Porque el pecado es esto, es todo aquello que nos
hace actuar de manera contraria a lo que realmente somos; en vez de
comportarnos como hijos de Dios, lo hacemos como esclavos o como quien ha
renegado de su Padre; en vez de comportarnos como hermanos, actuamos como
enemigos o rivales… El pecado es todo aquello que rompe la filiación con Dios y
la fraternidad con el prójimo…Cuando eso se rompe, quedamos paralizados, a la
orilla del camino.
El perdón de
los pecados que Jesús invoca sobre el paralítico de parte de Dios alude al nexo
entre enfermedad, culpa y pecado. Para los judíos, la enfermedad en el hombre
era considerada un castigo por los pecados cometidos; el mal físico, la
enfermedad, siempre eran signo y consecuencia del mal moral de los padres (San Juan IX, 2). Jesús restituye al hombre su
condición de salvado al liberarlo tanto de la enfermedad como del pecado.
DIÓCESIS DE VALPARAÍSO SACERDOTES |
Por cierto, que Dios en cuanto Creador del universo,
puede sanar y restituir en plenitud todas las dolencias y patologías físicas,
sin la intervención del hombre, y a
través del digno ejercicio de la medicina por medio de las manos del
facultativo que ha recibido el don de curar. Más, para la curación de la
enfermedad del alma que se llama pecado, es menester, según el evangelio que
meditamos, la participación por la fe del propio paciente, puesto que, no sin el hombre Dios lo sanará del pecado.
Ciertamente, el Creador del universo puede curar absolutamente todas las
enfermedades patológicas. Pero, para
la curación de las enfermedades espirituales, es necesaria la colaboración
espontánea y libre del "paciente" porque Dios no puede ir en contra
de nuestra libertad, y nos invita a la salvación con nosotros: “El que te creó sin ti, no te salvará sin
ti” (San Agustín).
Para algunos
de los presentes, como los escribas, fariseos y judíos en general, las palabras de Nuestro Señor anunciando el
perdón de los pecados parecían una verdadera blasfemia. Para ellos Jesús es un
arrogante, ya que sólo Dios puede perdonar.
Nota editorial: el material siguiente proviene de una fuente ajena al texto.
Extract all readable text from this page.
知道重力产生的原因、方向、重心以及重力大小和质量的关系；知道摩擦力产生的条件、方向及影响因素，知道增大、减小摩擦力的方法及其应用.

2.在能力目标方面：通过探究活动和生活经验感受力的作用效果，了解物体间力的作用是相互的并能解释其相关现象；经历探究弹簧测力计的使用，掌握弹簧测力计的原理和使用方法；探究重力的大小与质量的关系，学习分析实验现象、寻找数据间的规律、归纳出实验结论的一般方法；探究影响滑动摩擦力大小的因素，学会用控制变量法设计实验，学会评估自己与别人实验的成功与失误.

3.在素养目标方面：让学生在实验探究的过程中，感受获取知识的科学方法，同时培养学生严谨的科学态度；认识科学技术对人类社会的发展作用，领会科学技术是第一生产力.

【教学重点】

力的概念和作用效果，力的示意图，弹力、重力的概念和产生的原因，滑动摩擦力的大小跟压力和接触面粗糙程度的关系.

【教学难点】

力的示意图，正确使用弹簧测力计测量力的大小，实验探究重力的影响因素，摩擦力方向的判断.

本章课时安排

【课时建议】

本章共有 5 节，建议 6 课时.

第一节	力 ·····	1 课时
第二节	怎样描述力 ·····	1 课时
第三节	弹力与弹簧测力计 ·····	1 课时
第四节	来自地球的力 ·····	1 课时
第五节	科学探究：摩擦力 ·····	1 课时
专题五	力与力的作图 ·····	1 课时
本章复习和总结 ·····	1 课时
Jesús, que conoce sus corazones les
reprocha su incredulidad. La expresión de Cristo: “para que sepáis que el Hijo del hombre tiene poder de perdonar los
pecados…” indica que no sólo puede perdonar Dios, sino que en Jesús,
también puede perdonar un hombre, como acontece en el sacramento de la
confesión, donde el sacerdote concede la absolución en virtud del poder dado
por Jesús a su Santa Iglesia.
El tema del
perdón de los pecados aparece de nuevo en San Mateo XVIII y al final del Evangelio
se afirma que ello tiene sus raíces en la muerte de Jesús en la Cruz (XXVI, 28). Pero en nuestro contexto el perdón
de los pecados aparece unido a la exigencia de la misericordia como se hace
presente en el siguiente episodio, la vocación de Mateo: “misericordia quiero, que no sacrificio. Porque no he venido a llamar a
justos, sino a pecadores” (San Mateo IX, 13).
Estas
palabras de Jesús pretenden decir que Él ha hecho visible el perdón de Dios,
del que todo hombre una vez hecho partícipe, ha de tener un corazón que
perdonado, sea capaz de perdonar, que una vez reconciliado sea reconciliador. Colocarse de pie y caminar implica
llevar el testimonio de la misericordia del Señor especialmente a aquellos
corazones y ambientes más cerrados a la Palabra del Señor, recordando que una
gota de miel puede más que mil de hiel, y que el perdón puede más que el
pecado, porque Jesús en la Cruz lo ha vencido ¡para siempre! ¡Que Viva Cristo Rey!